It’s okay if you aren’t familiar with bleed. I’ve met dozens of super talented graphic designers, some with college degrees who have a hard time with it because they were never taught it. But I promise its easy! So, here it is! Your free college education!

What is bleed?
Take business cards for example, which are 3.5×2 inches. When that design is sent to a printer they might fit several on a sheet. The sheets are stacked, then cut with a stack cutter (guillotine style). If the cutting process isn’t 100% accurate (which it really isn’t) you will have business cards varying in how the edges look. Some edges might be how you designed them, others might have shifted revealing the white paper background beyond the edge of where your design should end and it will look like a rushed child attempted to cut your cards out. Not good right? To fix this…. we add bleed!
Bleed is accounting for the cutter not being perfect, or a paper shifting a few mm. So that 3.5×2 inch business card you are designing needs extra ink extending or “bleeding” beyond the final trim / cut size.
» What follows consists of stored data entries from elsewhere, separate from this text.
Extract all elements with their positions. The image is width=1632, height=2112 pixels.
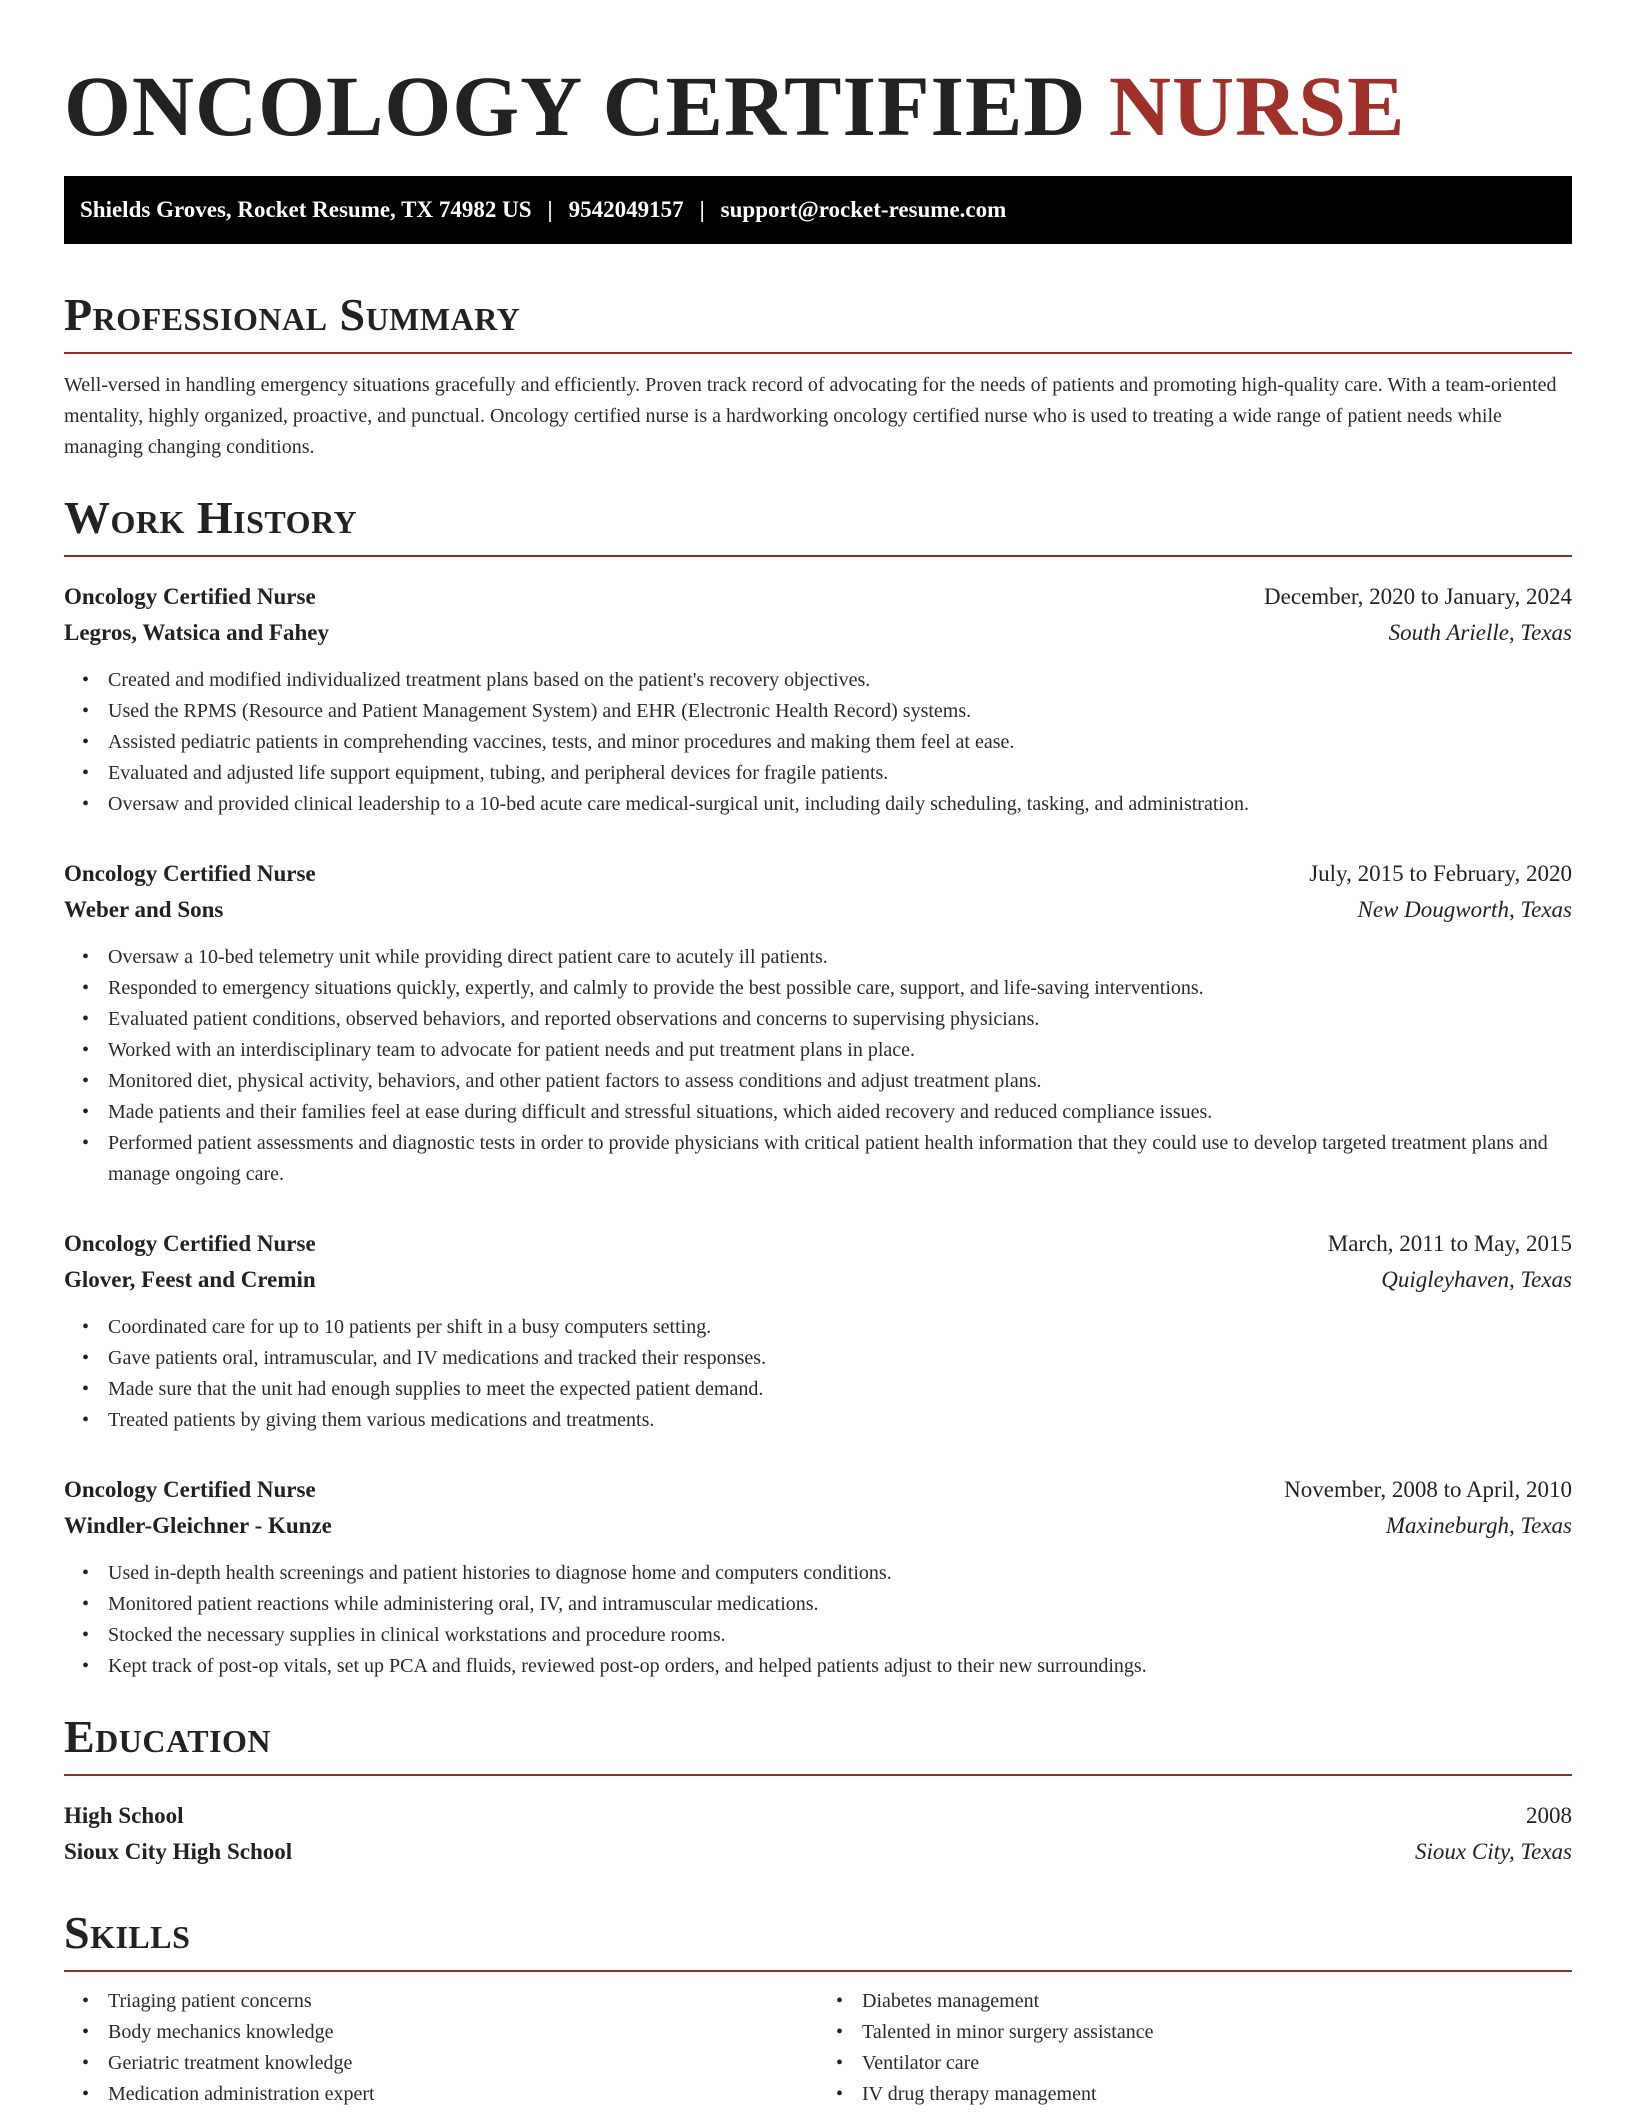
job-bullet: • Responded to emergency situations quickly, expertly, and calmly to provide the best possible care, support, and life-saving interventions. xyxy=(108,973,1572,1004)
job-title: Oncology Certified Nurse xyxy=(64,1231,316,1256)
title-main: ONCOLOGY CERTIFIED xyxy=(64,58,1109,154)
job-company-row xyxy=(64,1508,1572,1544)
job-company: Legros, Watsica and Fahey xyxy=(64,620,329,645)
job-bullet: • Created and modified individualized treatment plans based on the patient's recovery objectives. xyxy=(108,665,1572,696)
summary-heading: Professional Summary xyxy=(64,289,521,340)
resume-page xyxy=(64,56,1572,2110)
summary-section xyxy=(64,288,1572,463)
job-bullet: • Treated patients by giving them various medications and treatments. xyxy=(108,1405,1572,1436)
job-header-row xyxy=(64,579,1572,615)
work-history-heading: Work History xyxy=(64,492,358,543)
job-company-row xyxy=(64,1262,1572,1298)
section-divider xyxy=(64,352,1572,354)
job-bullet: • Oversaw and provided clinical leadership to a 10-bed acute care medical-surgical unit, including daily scheduling, tasking, and administration. xyxy=(108,789,1572,820)
job-bullet: • Evaluated patient conditions, observed behaviors, and reported observations and concerns to supervising physicians. xyxy=(108,1004,1572,1035)
education-row xyxy=(64,1798,1572,1834)
job-bullet: • Assisted pediatric patients in comprehending vaccines, tests, and minor procedures and making them feel at ease. xyxy=(108,727,1572,758)
job-bullet: • Evaluated and adjusted life support equipment, tubing, and peripheral devices for fragile patients. xyxy=(108,758,1572,789)
contact-bar xyxy=(64,176,1572,244)
job-location: New Dougworth, Texas xyxy=(1357,897,1572,922)
skill-item: • Body mechanics knowledge xyxy=(108,2017,818,2048)
job-header-row xyxy=(64,856,1572,892)
section-divider xyxy=(64,1970,1572,1972)
education-row xyxy=(64,1834,1572,1870)
job-title: Oncology Certified Nurse xyxy=(64,861,316,886)
job-dates: July, 2015 to February, 2020 xyxy=(1309,861,1572,886)
skill-item: • Talented in minor surgery assistance xyxy=(862,2017,1572,2048)
education-year: 2008 xyxy=(1526,1803,1572,1828)
skill-item: • Diabetes management xyxy=(862,1986,1572,2017)
job-bullet-list xyxy=(64,1558,1572,1682)
contact-phone: 9542049157 xyxy=(568,197,684,222)
skills-column-right xyxy=(818,1986,1572,2110)
job-header-row xyxy=(64,1472,1572,1508)
skill-item: • Ventilator care xyxy=(862,2048,1572,2079)
job-bullet: • Kept track of post-op vitals, set up PCA and fluids, reviewed post-op orders, and helped patients adjust to their new surroundings. xyxy=(108,1651,1572,1682)
job-dates: March, 2011 to May, 2015 xyxy=(1327,1231,1572,1256)
job-bullet-list xyxy=(64,1312,1572,1436)
summary-text: Well-versed in handling emergency situations gracefully and efficiently. Proven track record of advocating for the needs of patients and promoting high-quality care. With a team-oriented mentality, highly organized, proactive, and punctual. Oncology certified nurse is a hardworking oncology certified nurse who is used to treating a wide range of patient needs while managing changing conditions. xyxy=(64,374,1557,458)
job-bullet: • Made sure that the unit had enough supplies to meet the expected patient demand. xyxy=(108,1374,1572,1405)
job-company-row xyxy=(64,615,1572,651)
section-divider xyxy=(64,555,1572,557)
job-title: Oncology Certified Nurse xyxy=(64,1477,316,1502)
job-bullet: • Oversaw a 10-bed telemetry unit while providing direct patient care to acutely ill patients. xyxy=(108,942,1572,973)
contact-email: support@rocket-resume.com xyxy=(720,197,1007,222)
job-bullet-list xyxy=(64,665,1572,820)
section-divider xyxy=(64,1774,1572,1776)
job-entry xyxy=(64,1226,1572,1436)
skill-item: • Medication administration expert xyxy=(108,2079,818,2110)
job-company-row xyxy=(64,892,1572,928)
education-section xyxy=(64,1710,1572,1870)
contact-separator: | xyxy=(547,197,553,222)
job-location: Quigleyhaven, Texas xyxy=(1381,1267,1572,1292)
skill-item: • Triaging patient concerns xyxy=(108,1986,818,2017)
resume-title xyxy=(64,56,1572,156)
work-history-section xyxy=(64,491,1572,1682)
job-dates: December, 2020 to January, 2024 xyxy=(1264,584,1572,609)
skills-grid xyxy=(64,1986,1572,2110)
education-school: Sioux City High School xyxy=(64,1839,293,1864)
education-location: Sioux City, Texas xyxy=(1415,1839,1572,1864)
job-company: Weber and Sons xyxy=(64,897,224,922)
education-entry xyxy=(64,1798,1572,1870)
job-company: Windler-Gleichner - Kunze xyxy=(64,1513,332,1538)
skills-column-left xyxy=(64,1986,818,2110)
job-location: Maxineburgh, Texas xyxy=(1385,1513,1572,1538)
job-title: Oncology Certified Nurse xyxy=(64,584,316,609)
job-entry xyxy=(64,579,1572,820)
job-bullet: • Made patients and their families feel at ease during difficult and stressful situations, which aided recovery and reduced compliance issues. xyxy=(108,1097,1572,1128)
skills-heading: Skills xyxy=(64,1907,191,1958)
job-entry xyxy=(64,1472,1572,1682)
job-bullet: • Used in-depth health screenings and patient histories to diagnose home and computers conditions. xyxy=(108,1558,1572,1589)
contact-separator: | xyxy=(699,197,705,222)
contact-address: Shields Groves, Rocket Resume, TX 74982 US xyxy=(80,197,532,222)
education-degree: High School xyxy=(64,1803,184,1828)
job-bullet: • Gave patients oral, intramuscular, and IV medications and tracked their responses. xyxy=(108,1343,1572,1374)
skill-item: • Geriatric treatment knowledge xyxy=(108,2048,818,2079)
job-bullet: • Used the RPMS (Resource and Patient Management System) and EHR (Electronic Health Record) systems. xyxy=(108,696,1572,727)
job-bullet: • Monitored patient reactions while administering oral, IV, and intramuscular medications. xyxy=(108,1589,1572,1620)
job-entry xyxy=(64,856,1572,1190)
job-company: Glover, Feest and Cremin xyxy=(64,1267,316,1292)
education-heading: Education xyxy=(64,1711,272,1762)
skill-item: • IV drug therapy management xyxy=(862,2079,1572,2110)
job-location: South Arielle, Texas xyxy=(1388,620,1572,645)
job-bullet-list xyxy=(64,942,1572,1190)
job-header-row xyxy=(64,1226,1572,1262)
job-bullet: • Worked with an interdisciplinary team to advocate for patient needs and put treatment plans in place. xyxy=(108,1035,1572,1066)
job-list xyxy=(64,579,1572,1682)
skills-section xyxy=(64,1906,1572,2110)
job-bullet: • Coordinated care for up to 10 patients per shift in a busy computers setting. xyxy=(108,1312,1572,1343)
job-bullet: • Stocked the necessary supplies in clinical workstations and procedure rooms. xyxy=(108,1620,1572,1651)
title-accent: NURSE xyxy=(1108,58,1406,154)
job-dates: November, 2008 to April, 2010 xyxy=(1284,1477,1572,1502)
job-bullet: • Performed patient assessments and diagnostic tests in order to provide physicians with critical patient health information that they could use to develop targeted treatment plans and manage ongoing care. xyxy=(108,1128,1572,1190)
job-bullet: • Monitored diet, physical activity, behaviors, and other patient factors to assess conditions and adjust treatment plans. xyxy=(108,1066,1572,1097)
Although it is trimmed off, the bleed is just an extension of the background colors, patterns or images. Think of it as cropping if you want, just for a more technical reason!
Told you it was easy!


(left above image) Sheet WITHOUT bleed (marked red line is the trim line)
(right above image) Paper shifts from the cutter WITHOUT bleed often results in white borders on the edges


(left above image) Sheet WITH bleed extending beyond the trim lines (marked in red)
(right above image) Final trim results in clean edges even if the cutter shifts 1/8th inch
Majority of print shops use either a 1/8 inch bleed or a 1/16th inch bleed (what we use) on all 4 sides. Adding bleed to the top AND bottom means it needs accounted for twice, same for the left AND right edges, bleed is added to each side. So a 1/8 inch bleed adds 1/4 inch to the height and the width of the template (1/8th to each side) while a 1/16th inch bleed adds 1/8 inch (1/16th doubled) to the height and width of the template.
Examples:
A 3.5x2inch business card with a 1/8 inch bleed would be 3.75×2.25 inches before trim.
A 3.5x2inch business card with 1/16th inch bleed would be 3.625×2.125 inches before trim.
How to add bleed in certain programs:
Adobe Illustrator
- •Go to File > Print
 - •Select Marks & Bleed on the left
 - •Type in you bleed measurement (example: 0.125 in)
 - •Repeat this for all 4 sides
 
Adobe InDesign
- •Open program and Create New
 - •Select the Print tab
 - •Got to Preset Details, select your measurement units (inches if submitting to us)
 - •Open the Bleed and Slug window
 - •Type in you bleed measurement (example: 0.125 in)
 - •Repeat this for all 4 sides
 - •Now you will see your Bleed document border and final trim line!
 - *To add bleed to a previous document, go to File > Document Setup and follow the steps above in the Bleed and Slug window
 
Adobe Photoshop
*Photoshop doesn’t have a bleed and slug section, but you CAN still create bleed for a document manually.
- •Start a new document with your desired final trim size (example 3.5×2 in) but do not create it just yet
 - •Set resolution to 300 dpi (very important for printing from a file that is not a vector)
 - •Set the color mode to CMYK instead of RGB, RGB is for images backed by a light source, like your screen
 - •Click OK to start the document
 

- • (This step can sometimes be skipped if already zoomed out) Zoom out on the document with the slider bar in the Navigator, (top menu: Window > Navigator *make sure it’s checked)
 

- •Go to the top menu > View (make sure all 3 “extras” “rulers” and “snap” are active)
 - •In the document window, click and drag from the ruler grid above the document to create a blue guide and snap it to the documents borders, top and bottom
 - •Repeat this for all 4 sides, creating blue guides on all 4 sides of the document border
 

- •Go to the top menu and choose Image > Canvas Size
 - •Type in the dimension of the final trim size + the bleed amount needed
 - •Example: for a 1/16th inch bleed on a 3.5 inch business card, add 0.125 to the Width (3.625)
 - •Example: Repeat this for the Height, adding the bleed (2 inch would become 2.125)
 

- •Click OK and what you have now are the final trim lines as blue guides and the bleed as the document edge that all graphics and backgrounds should extend to!
 

I hope this guide and FAQ was helpful!